If you had to be an all-American boy to be an All-America basketball player, Jeff Judkins (above) would be a runaway selection. Charging out of some Jack Armstrong script, he was a prep all-stater in you-know-which-three-sports. Last August he raced halfway around the earth from the World University Games in Bulgaria to marry his high school sweetheart. He is very close to his relatives, no small feat because 94 of them attend his home games. An academic All-America, he still finds time to do a lot of church work. Judkins is loyal, reverent, true and blond. Denny Crum, who coached him in Sofia, took one look at Judkins and proclaimed, "He's almost too nice."

That is of some concern to Utah Coach Jerry Pimm, who says, "I see his unselfishness as basically a strength, but maybe he doesn't look for shots enough." Without looking, Judkins led the Western Athletic Conference in scoring the past two seasons, averaging 20.9 points a game and shooting 56% from the floor with few close-in baskets.

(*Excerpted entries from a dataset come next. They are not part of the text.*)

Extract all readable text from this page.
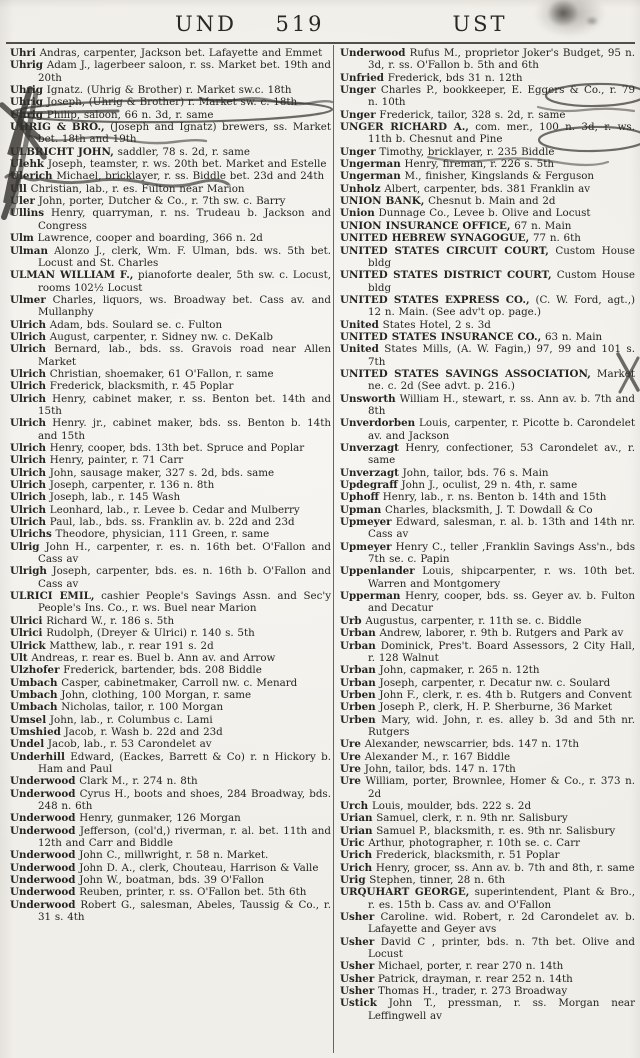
UND	519	UST
Uhri Andras, carpenter, Jackson bet. Lafayette and Emmet
Uhrig Adam J., lagerbeer saloon, r. ss. Market bet. 19th and 20th
Uhrig Ignatz. (Uhrig & Brother) r. Market sw.c. 18th
Uhrig Joseph, (Uhrig & Brother) r. Market sw. c. 18th
Uhrig Philip, saloon, 66 n. 3d, r. same
UHRIG & BRO., (Joseph and Ignatz) brewers, ss. Market bet. 18th and 19th
ULBRICHT JOHN, saddler, 78 s. 2d, r. same
Ulehk Joseph, teamster, r. ws. 20th bet. Market and Estelle
Ulerich Michael, bricklayer, r. ss. Biddle bet. 23d and 24th
Ull Christian, lab., r. es. Fulton near Marion
Uler John, porter, Dutcher & Co., r. 7th sw. c. Barry
Ullins Henry, quarryman, r. ns. Trudeau b. Jackson and Congress
Ulm Lawrence, cooper and boarding, 366 n. 2d
Ulman Alonzo J., clerk, Wm. F. Ulman, bds. ws. 5th bet. Locust and St. Charles
ULMAN WILLIAM F., pianoforte dealer, 5th sw. c. Locust, rooms 102½ Locust
Ulmer Charles, liquors, ws. Broadway bet. Cass av. and Mullanphy
Ulrich Adam, bds. Soulard se. c. Fulton
Ulrich August, carpenter, r. Sidney nw. c. DeKalb
Ulrich Bernard, lab., bds. ss. Gravois road near Allen Market
Ulrich Christian, shoemaker, 61 O'Fallon, r. same
Ulrich Frederick, blacksmith, r. 45 Poplar
Ulrich Henry, cabinet maker, r. ss. Benton bet. 14th and 15th
Ulrich Henry. jr., cabinet maker, bds. ss. Benton b. 14th and 15th
Ulrich Henry, cooper, bds. 13th bet. Spruce and Poplar
Ulrich Henry, painter, r. 71 Carr
Ulrich John, sausage maker, 327 s. 2d, bds. same
Ulrich Joseph, carpenter, r. 136 n. 8th
Ulrich Joseph, lab., r. 145 Wash
Ulrich Leonhard, lab., r. Levee b. Cedar and Mulberry
Ulrich Paul, lab., bds. ss. Franklin av. b. 22d and 23d
Ulrichs Theodore, physician, 111 Green, r. same
Ulrig John H., carpenter, r. es. n. 16th bet. O'Fallon and Cass av
Ulrigh Joseph, carpenter, bds. es. n. 16th b. O'Fallon and Cass av
ULRICI EMIL, cashier People's Savings Assn. and Sec'y People's Ins. Co., r. ws. Buel near Marion
Ulrici Richard W., r. 186 s. 5th
Ulrici Rudolph, (Dreyer & Ulrici) r. 140 s. 5th
Ulrick Matthew, lab., r. rear 191 s. 2d
Ult Andreas, r. rear es. Buel b. Ann av. and Arrow
Ulzhofer Frederick, bartender, bds. 208 Biddle
Umbach Casper, cabinetmaker, Carroll nw. c. Menard
Umbach John, clothing, 100 Morgan, r. same
Umbach Nicholas, tailor, r. 100 Morgan
Umsel John, lab., r. Columbus c. Lami
Umshied Jacob, r. Wash b. 22d and 23d
Undel Jacob, lab., r. 53 Carondelet av
Underhill Edward, (Eackes, Barrett & Co) r. n Hickory b. Ham and Paul
Underwood Clark M., r. 274 n. 8th
Underwood Cyrus H., boots and shoes, 284 Broadway, bds. 248 n. 6th
Underwood Henry, gunmaker, 126 Morgan
Underwood Jefferson, (col'd,) riverman, r. al. bet. 11th and 12th and Carr and Biddle
Underwood John C., millwright, r. 58 n. Market.
Underwood John D. A., clerk, Chouteau, Harrison & Valle
Underwood John W., boatman, bds. 39 O'Fallon
Underwood Reuben, printer, r. ss. O'Fallon bet. 5th 6th
Underwood Robert G., salesman, Abeles, Taussig & Co., r. 31 s. 4th
Underwood Rufus M., proprietor Joker's Budget, 95 n. 3d, r. ss. O'Fallon b. 5th and 6th
Unfried Frederick, bds 31 n. 12th
Unger Charles P., bookkeeper, E. Eggers & Co., r. 79 n. 10th
Unger Frederick, tailor, 328 s. 2d, r. same
UNGER RICHARD A., com. mer., 100 n. 3d, r. ws. 11th b. Chesnut and Pine
Unger Timothy, bricklayer, r. 235 Biddle
Ungerman Henry, fireman, r. 226 s. 5th
Ungerman M., finisher, Kingslands & Ferguson
Unholz Albert, carpenter, bds. 381 Franklin av
UNION BANK, Chesnut b. Main and 2d
Union Dunnage Co., Levee b. Olive and Locust
UNION INSURANCE OFFICE, 67 n. Main
UNITED HEBREW SYNAGOGUE, 77 n. 6th
UNITED STATES CIRCUIT COURT, Custom House bldg
UNITED STATES DISTRICT COURT, Custom House bldg
UNITED STATES EXPRESS CO., (C. W. Ford, agt.,) 12 n. Main. (See adv't op. page.)
United States Hotel, 2 s. 3d
UNITED STATES INSURANCE CO., 63 n. Main
United States Mills, (A. W. Fagin,) 97, 99 and 101 s. 7th
UNITED STATES SAVINGS ASSOCIATION, Market ne. c. 2d (See advt. p. 216.)
Unsworth William H., stewart, r. ss. Ann av. b. 7th and 8th
Unverdorben Louis, carpenter, r. Picotte b. Carondelet av. and Jackson
Unverzagt Henry, confectioner, 53 Carondelet av., r. same
Unverzagt John, tailor, bds. 76 s. Main
Updegraff John J., oculist, 29 n. 4th, r. same
Uphoff Henry, lab., r. ns. Benton b. 14th and 15th
Upman Charles, blacksmith, J. T. Dowdall & Co
Upmeyer Edward, salesman, r. al. b. 13th and 14th nr. Cass av
Upmeyer Henry C., teller ,Franklin Savings Ass'n., bds 7th se. c. Papin
Uppenlander Louis, shipcarpenter, r. ws. 10th bet. Warren and Montgomery
Upperman Henry, cooper, bds. ss. Geyer av. b. Fulton and Decatur
Urb Augustus, carpenter, r. 11th se. c. Biddle
Urban Andrew, laborer, r. 9th b. Rutgers and Park av
Urban Dominick, Pres't. Board Assessors, 2 City Hall, r. 128 Walnut
Urban John, capmaker, r. 265 n. 12th
Urban Joseph, carpenter, r. Decatur nw. c. Soulard
Urben John F., clerk, r. es. 4th b. Rutgers and Convent
Urben Joseph P., clerk, H. P. Sherburne, 36 Market
Urben Mary, wid. John, r. es. alley b. 3d and 5th nr. Rutgers
Ure Alexander, newscarrier, bds. 147 n. 17th
Ure Alexander M., r. 167 Biddle
Ure John, tailor, bds. 147 n. 17th
Ure William, porter, Brownlee, Homer & Co., r. 373 n. 2d
Urch Louis, moulder, bds. 222 s. 2d
Urian Samuel, clerk, r. n. 9th nr. Salisbury
Urian Samuel P., blacksmith, r. es. 9th nr. Salisbury
Uric Arthur, photographer, r. 10th se. c. Carr
Urich Frederick, blacksmith, r. 51 Poplar
Urich Henry, grocer, ss. Ann av. b. 7th and 8th, r. same
Urig Stephen, tinner, 28 n. 6th
URQUHART GEORGE, superintendent, Plant & Bro., r. es. 15th b. Cass av. and O'Fallon
Usher Caroline. wid. Robert, r. 2d Carondelet av. b. Lafayette and Geyer avs
Usher David C , printer, bds. n. 7th bet. Olive and Locust
Usher Michael, porter, r. rear 270 n. 14th
Usher Patrick, drayman, r. rear 252 n. 14th
Usher Thomas H., trader, r. 273 Broadway
Ustick John T., pressman, r. ss. Morgan near Leffingwell av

One of his specialties is a pull-up 15-foot jumper from the corner. He can also work off screens and picks and has a nifty one-bounce move to the basket. But he is almost as much fun to watch without the ball—faking, blocking out, sliding into openings. He flows like an unfurling ribbon.

Pimm, who has coached five other All-Americas, says the 6'6" Judkins is the most consistent. "He plays as well in practice as in games," Pimm says. "He's a very fine shooter, he rebounds well and he makes fewer than two turnovers a game."

Judkins may have to do even more this season, though the Utes have four regulars back from a team that won the WAC and lost by five points to Nevada-Las Vegas in the second round of the NCAAs. Two of Judkins' fellow starters—Buster Matheney and Greg Deane—were also double-figure scorers, and three freshmen—Tom Chambers, Scott Martin and Judkins' first cousin, Danny Vranes—were Most Valuable Players in their state all-star games. Judkins' brother Jay is another promising freshman. Sounds impressive. Ah, but what a void was left by the graduation of Jeff Jonas. "He was our playmaker and catalyst," says Pimm.

Though Donnie Rice or Michael Grey could start in Jonas' old spot, the ball-handling burden may fall on Judkins, who played some guard this summer. "I've always been the guy who moved without the ball," he says. "Now I've got to pick up some ball-handling and try to help replace Jonas." Says Pimm, "Judkins is the key." As only befits an all-American boy.